Conventional, carbureted two-stroke engines have been found to be the highest contributors of air and water pollution due to their design -- the intake and exhaust ports on a two-stroke engine are open at the same time during the combustion cycle. Studies conducted by the EPA indicate that conventional two-stroke engines discharge 25-30% of their fuel, unburned, into the environment, when operated at full throttle. This means that for every 10 gallons of fuel used in a conventional two-stroke, 2.5 to 3 gallons may go directly into the air and water.

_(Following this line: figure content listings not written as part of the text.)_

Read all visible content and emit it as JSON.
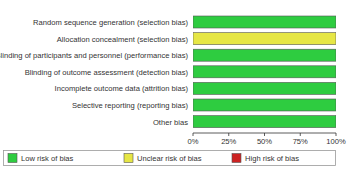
{
  "chart_data": {
    "type": "bar",
    "orientation": "horizontal",
    "stacked": true,
    "categories": [
      "Random sequence generation (selection bias)",
      "Allocation concealment (selection bias)",
      "Blinding of participants and personnel (performance bias)",
      "Blinding of outcome assessment (detection bias)",
      "Incomplete outcome data (attrition bias)",
      "Selective reporting (reporting bias)",
      "Other bias"
    ],
    "series": [
      {
        "name": "Low risk of bias",
        "color": "#2ecc40",
        "values": [
          100,
          0,
          100,
          100,
          100,
          100,
          100
        ]
      },
      {
        "name": "Unclear risk of bias",
        "color": "#e6e645",
        "values": [
          0,
          100,
          0,
          0,
          0,
          0,
          0
        ]
      },
      {
        "name": "High risk of bias",
        "color": "#cc2222",
        "values": [
          0,
          0,
          0,
          0,
          0,
          0,
          0
        ]
      }
    ],
    "xlim": [
      0,
      100
    ],
    "xticks": [
      {
        "value": 0,
        "label": "0%"
      },
      {
        "value": 25,
        "label": "25%"
      },
      {
        "value": 50,
        "label": "50%"
      },
      {
        "value": 75,
        "label": "75%"
      },
      {
        "value": 100,
        "label": "100%"
      }
    ],
    "legend": "bottom"
  }
}
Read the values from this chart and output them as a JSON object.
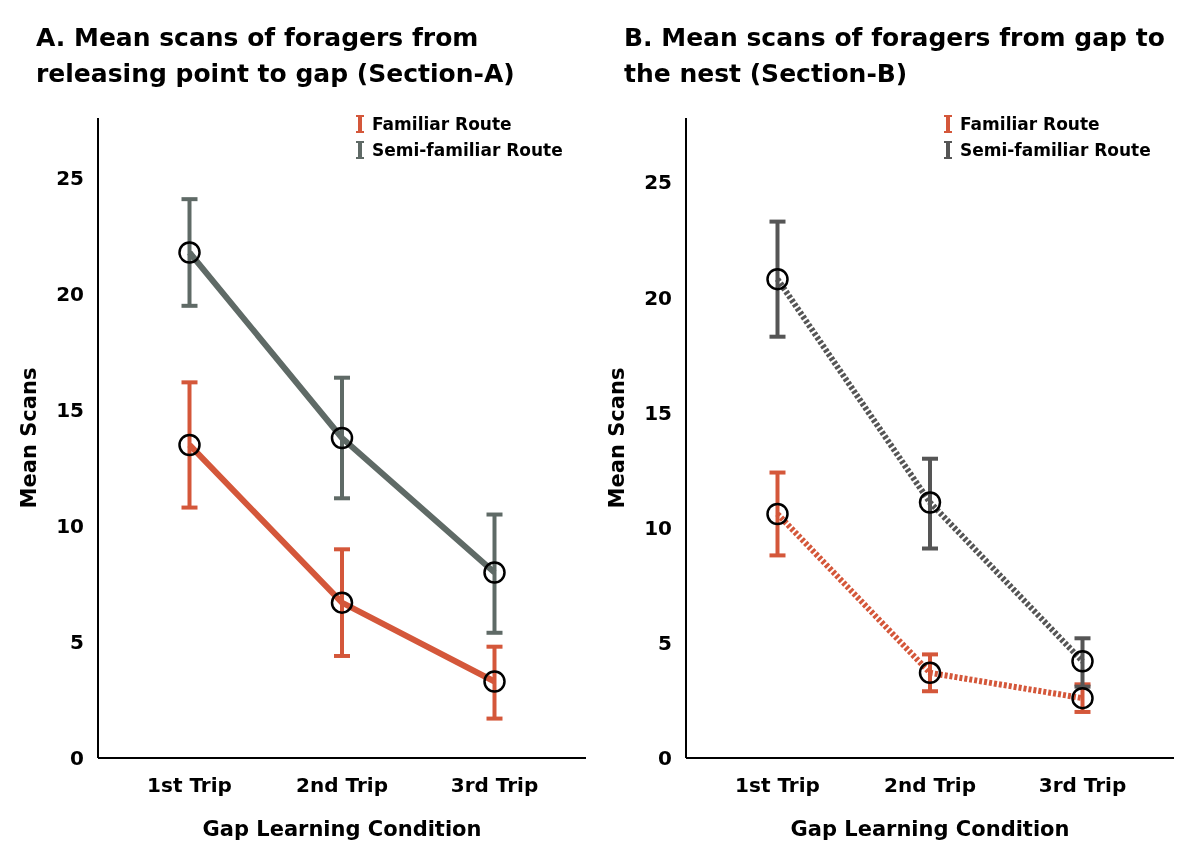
{
  "chart_data": [
    {
      "type": "line",
      "title": "A. Mean scans of foragers from releasing point to gap (Section-A)",
      "xlabel": "Gap Learning Condition",
      "ylabel": "Mean Scans",
      "categories": [
        "1st Trip",
        "2nd Trip",
        "3rd Trip"
      ],
      "ylim": [
        0,
        27.6
      ],
      "yticks": [
        0,
        5,
        10,
        15,
        20,
        25
      ],
      "marker": "circle",
      "line_style": "solid",
      "legend": "top right",
      "grid": false,
      "series": [
        {
          "name": "Familiar Route",
          "color": "#d4573a",
          "values": [
            13.5,
            6.7,
            3.3
          ],
          "errors": [
            [
              10.8,
              16.2
            ],
            [
              4.4,
              9.0
            ],
            [
              1.7,
              4.8
            ]
          ]
        },
        {
          "name": "Semi-familiar Route",
          "color": "#5f6a66",
          "values": [
            21.8,
            13.8,
            8.0
          ],
          "errors": [
            [
              19.5,
              24.1
            ],
            [
              11.2,
              16.4
            ],
            [
              5.4,
              10.5
            ]
          ]
        }
      ]
    },
    {
      "type": "line",
      "title": "B. Mean scans of foragers from gap to the nest (Section-B)",
      "xlabel": "Gap Learning Condition",
      "ylabel": "Mean Scans",
      "categories": [
        "1st Trip",
        "2nd Trip",
        "3rd Trip"
      ],
      "ylim": [
        0,
        27.8
      ],
      "yticks": [
        0,
        5,
        10,
        15,
        20,
        25
      ],
      "marker": "circle",
      "line_style": "dotted",
      "legend": "top right",
      "grid": false,
      "series": [
        {
          "name": "Familiar Route",
          "color": "#d4573a",
          "values": [
            10.6,
            3.7,
            2.6
          ],
          "errors": [
            [
              8.8,
              12.4
            ],
            [
              2.9,
              4.5
            ],
            [
              2.0,
              3.2
            ]
          ]
        },
        {
          "name": "Semi-familiar Route",
          "color": "#555555",
          "values": [
            20.8,
            11.1,
            4.2
          ],
          "errors": [
            [
              18.3,
              23.3
            ],
            [
              9.1,
              13.0
            ],
            [
              3.1,
              5.2
            ]
          ]
        }
      ]
    }
  ]
}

Luckily, conventional carbureted two-stroke engines are slowly being replaced by more efficient and less polluting four-stroke and fuel-injected two-stroke engines. These newer engines are 30-40% more fuel efficient resulting in substantial cost savings to the user.
You can help!
Know the regulations
The City and County's two-stroke regulations have been phased in over time. As of January 1, 2009 the operation of all two-stroke engine-powered watercraft on Lake Whatcom is prohibited unless the watercraft is powered by a two-stroke-powered engine that is certified and labeled as meeting the 2006 or later model year U.S. EPA emission standards. Check for the label or ask your mechanic if you are unsure whether your engine meets these requirements.
Reduce engine pollution
- Make your next boat one that does not use a gasoline engine for its main source of power, such as a sailboat, kayak, rowboat, etc.
- Use an electric motor.
- Choose a cleaner and more efficient engine when purchasing a new engine.
- Limit engine operation at full throttle.
- Eliminate unnecessary idling.
- Tune and maintain your engine to increase efficiency and decrease leaks.
Be responsible when fueling
- Make sure the gas tank is easily accessible.
- Take your boat or tank to a gas station. Refill oil and gas away from the water.
- Pump/pour fuel extremely slowly.
- Know your fuel tank size prior to fueling.
- Don't top off the tank -- leave room for expansion.
- Have an absorbent pad and/or fuel collar ready for drips.
- Install a fuel/air separator.
- Use a gasoline container you can handle easily and hold securely.
- Use a funnel or a spout with an automatic stop device to prevent overfilling the gas tank.